There are only a few Japanese people in Hollywood and all of them are extremely talented. But it’s hard to figure out how to help. During my early 20s, many Japanese students were in film schools here, but 99 percent of those students returned to Japan, and quite a few are doing very well in the Japanese film industry. For example, my good friend, Takuro Ishizaka, whom I’ve known since I was 18, is doing great things. He’s the cinematographer for the Rurouni Kenshin series.
Although it would be nice to have more talent from Japan, I feel we benefit today by having digital streaming platforms as storytellers. A place to share and watch great cinema from around the world.
How important to your work is the partnership with the director? Any other departments that help you make the magic happen on screen?
It’s always good when there’s room for dialogue and communication between a cinematographer and his director. I worked with Ken Olin on This Is Us and he is very open to mixing it up and changing things with lighting and camera — I appreciate that flexibility. Ken and I have similar creative sensibilities, so collaborating with him is always a pleasure.
When trying to tap into an emotion or going through a flashback sequence of a different era, I would say the music score of a project is the cinematographer’s best friend. Siddhartha Khosla, who made the music, aced it and amplified the visuals on the screen.
What do you love about being a cinematographer and where will we see your work next?
I love the anticipation before shooting a big scene. I love collaborating with hundreds of people, all coming together to create something bigger than themselves. I love being blown away by a performance.

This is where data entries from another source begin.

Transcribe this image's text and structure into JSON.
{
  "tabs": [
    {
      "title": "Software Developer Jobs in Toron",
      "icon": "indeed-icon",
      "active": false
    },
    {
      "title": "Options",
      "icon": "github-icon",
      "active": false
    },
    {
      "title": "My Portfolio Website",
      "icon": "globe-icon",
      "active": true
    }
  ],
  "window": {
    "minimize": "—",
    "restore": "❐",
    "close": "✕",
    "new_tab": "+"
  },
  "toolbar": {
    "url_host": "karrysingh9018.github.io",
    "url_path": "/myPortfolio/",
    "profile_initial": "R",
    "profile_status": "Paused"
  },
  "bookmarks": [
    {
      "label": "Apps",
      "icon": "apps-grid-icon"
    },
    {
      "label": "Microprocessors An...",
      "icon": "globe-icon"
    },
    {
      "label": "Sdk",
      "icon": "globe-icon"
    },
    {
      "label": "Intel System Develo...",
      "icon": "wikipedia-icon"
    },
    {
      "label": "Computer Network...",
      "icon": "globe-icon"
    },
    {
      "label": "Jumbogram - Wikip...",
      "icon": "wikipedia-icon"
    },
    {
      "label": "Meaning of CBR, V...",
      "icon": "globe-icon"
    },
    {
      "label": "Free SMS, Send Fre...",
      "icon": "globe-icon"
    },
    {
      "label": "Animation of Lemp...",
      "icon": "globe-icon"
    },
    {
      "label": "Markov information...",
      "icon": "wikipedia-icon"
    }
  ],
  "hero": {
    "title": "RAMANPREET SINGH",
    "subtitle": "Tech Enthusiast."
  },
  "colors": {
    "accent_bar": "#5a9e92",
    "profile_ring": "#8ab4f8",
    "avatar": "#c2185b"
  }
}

I love the long hours I spend color correcting a show in a dark theater with my colorist. I especially love watching what I have photographed at home with my wife on the couch. I love knowing that my work makes millions of people feel real emotions. That makes my job worth it and I love it.
I can’t reveal the name, but I can disclose that I will be working on a spy thriller, the characters are fun as is the drama. The way it unfolds is quite a spell.